La pelea entre Jeff Bezos y Elon Musk para conquistar el viaje espacial palidece con la de los primeros innovadores frente a la Revolución Industrial, en el mismo momento en el que William Reynolds y Richard Trevithick competían por hacer lo propio con una máquina que revolucionaría el transporte terrestre, la patente por “el motor de vapor y su aplicación en los carruajes de conductor” y la locomotora de vapor.
Consultar estos tratados de 1788 de estas leyendas que fueron los pioneros de la Revolución Industrial junto a otros, no excluye la existencia de personajes que ni siquiera están en Wikipedia en otro idioma que no fuera el suyo y con pocas referencias sobre ellos, como el alemán Sebastián von Maillard con su “Teoría de las máquinas accionadas por la fuerza del vapor de agua” cuatro años antes o el “Arte de la minería de carbón” del francés Sauveur Francois Morand en 1799.
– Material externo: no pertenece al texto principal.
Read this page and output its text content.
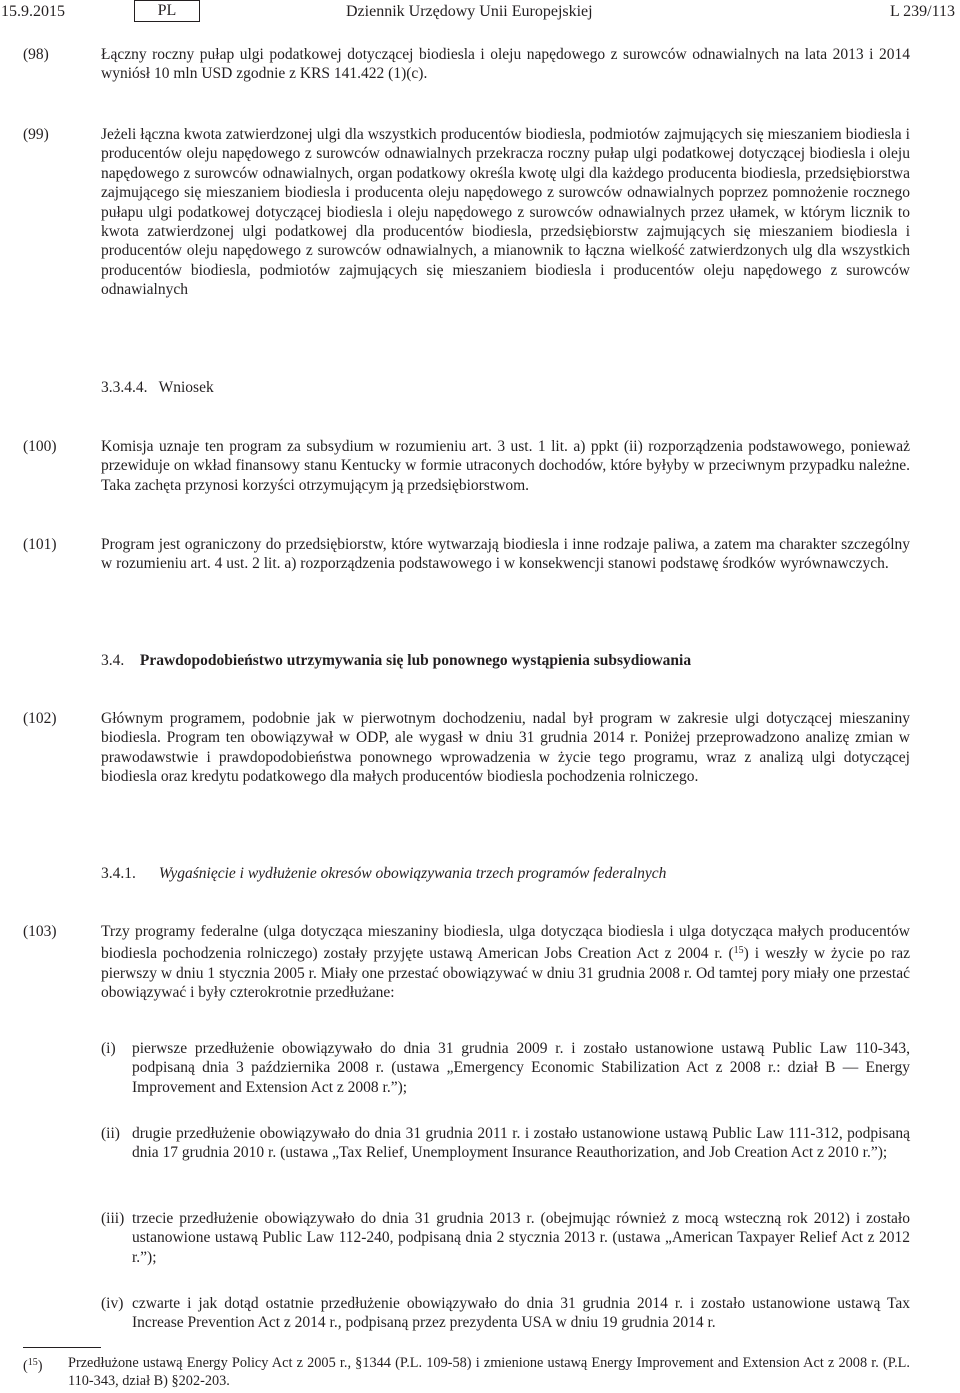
15.9.2015	PL	Dziennik Urzędowy Unii Europejskiej	L 239/113
(98)	Łączny roczny pułap ulgi podatkowej dotyczącej biodiesla i oleju napędowego z surowców odnawialnych na lata 2013 i 2014 wyniósł 10 mln USD zgodnie z KRS 141.422 (1)(c).
(99)	Jeżeli łączna kwota zatwierdzonej ulgi dla wszystkich producentów biodiesla, podmiotów zajmujących się mieszaniem biodiesla i producentów oleju napędowego z surowców odnawialnych przekracza roczny pułap ulgi podatkowej dotyczącej biodiesla i oleju napędowego z surowców odnawialnych, organ podatkowy określa kwotę ulgi dla każdego producenta biodiesla, przedsiębiorstwa zajmującego się mieszaniem biodiesla i producenta oleju napędowego z surowców odnawialnych poprzez pomnożenie rocznego pułapu ulgi podatkowej dotyczącej biodiesla i oleju napędowego z surowców odnawialnych przez ułamek, w którym licznik to kwota zatwierdzonej ulgi podatkowej dla producentów biodiesla, przedsiębiorstw zajmujących się mieszaniem biodiesla i producentów oleju napędowego z surowców odnawialnych, a mianownik to łączna wielkość zatwierdzonych ulg dla wszystkich producentów biodiesla, podmiotów zajmujących się mieszaniem biodiesla i producentów oleju napędowego z surowców odnawialnych
3.3.4.4. Wniosek
(100)	Komisja uznaje ten program za subsydium w rozumieniu art. 3 ust. 1 lit. a) ppkt (ii) rozporządzenia podstawowego, ponieważ przewiduje on wkład finansowy stanu Kentucky w formie utraconych dochodów, które byłyby w przeciwnym przypadku należne. Taka zachęta przynosi korzyści otrzymującym ją przedsiębiorstwom.
(101)	Program jest ograniczony do przedsiębiorstw, które wytwarzają biodiesla i inne rodzaje paliwa, a zatem ma charakter szczególny w rozumieniu art. 4 ust. 2 lit. a) rozporządzenia podstawowego i w konsekwencji stanowi podstawę środków wyrównawczych.
3.4. Prawdopodobieństwo utrzymywania się lub ponownego wystąpienia subsydiowania
(102)	Głównym programem, podobnie jak w pierwotnym dochodzeniu, nadal był program w zakresie ulgi dotyczącej mieszaniny biodiesla. Program ten obowiązywał w ODP, ale wygasł w dniu 31 grudnia 2014 r. Poniżej przeprowadzono analizę zmian w prawodawstwie i prawdopodobieństwa ponownego wprowadzenia w życie tego programu, wraz z analizą ulgi dotyczącej biodiesla oraz kredytu podatkowego dla małych producentów biodiesla pochodzenia rolniczego.
3.4.1. Wygaśnięcie i wydłużenie okresów obowiązywania trzech programów federalnych
(103)	Trzy programy federalne (ulga dotycząca mieszaniny biodiesla, ulga dotycząca biodiesla i ulga dotycząca małych producentów biodiesla pochodzenia rolniczego) zostały przyjęte ustawą American Jobs Creation Act z 2004 r. ($^{15}$) i weszły w życie po raz pierwszy w dniu 1 stycznia 2005 r. Miały one przestać obowiązywać w dniu 31 grudnia 2008 r. Od tamtej pory miały one przestać obowiązywać i były czterokrotnie przedłużane:
(i) pierwsze przedłużenie obowiązywało do dnia 31 grudnia 2009 r. i zostało ustanowione ustawą Public Law 110-343, podpisaną dnia 3 października 2008 r. (ustawa „Emergency Economic Stabilization Act z 2008 r.: dział B — Energy Improvement and Extension Act z 2008 r.”);
(ii) drugie przedłużenie obowiązywało do dnia 31 grudnia 2011 r. i zostało ustanowione ustawą Public Law 111-312, podpisaną dnia 17 grudnia 2010 r. (ustawa „Tax Relief, Unemployment Insurance Reauthorization, and Job Creation Act z 2010 r.”);
(iii) trzecie przedłużenie obowiązywało do dnia 31 grudnia 2013 r. (obejmując również z mocą wsteczną rok 2012) i zostało ustanowione ustawą Public Law 112-240, podpisaną dnia 2 stycznia 2013 r. (ustawa „American Taxpayer Relief Act z 2012 r.”);
(iv) czwarte i jak dotąd ostatnie przedłużenie obowiązywało do dnia 31 grudnia 2014 r. i zostało ustanowione ustawą Tax Increase Prevention Act z 2014 r., podpisaną przez prezydenta USA w dniu 19 grudnia 2014 r.
($^{15}$) Przedłużone ustawą Energy Policy Act z 2005 r., §1344 (P.L. 109-58) i zmienione ustawą Energy Improvement and Extension Act z 2008 r. (P.L. 110-343, dział B) §202-203.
Ha tenido que leer estas cuatro referencias de hace cientos de años con un objetivo claro. Hace apenas diez años para llegar a estas, usted habría tenido que ser un erudito de la Revolución Industrial, hablar varios idiomas o contratar a un traductor, conocer a los autores y acudir a la biblioteca del Congreso de los Estados Unidos. Una vez allí consultar en las terminales la disponibilidad, pasar al menos cuatro horas tomando notas para después tomar un avión para viajar a la biblioteca de Hamburgo y de allí otro a la de París. Construir apenas estas 300 palabras le hubieran costado miles de dólares en pasajes, alojamiento y comida, lo que habría sido simplemente absurdo para un contenido tan pequeño.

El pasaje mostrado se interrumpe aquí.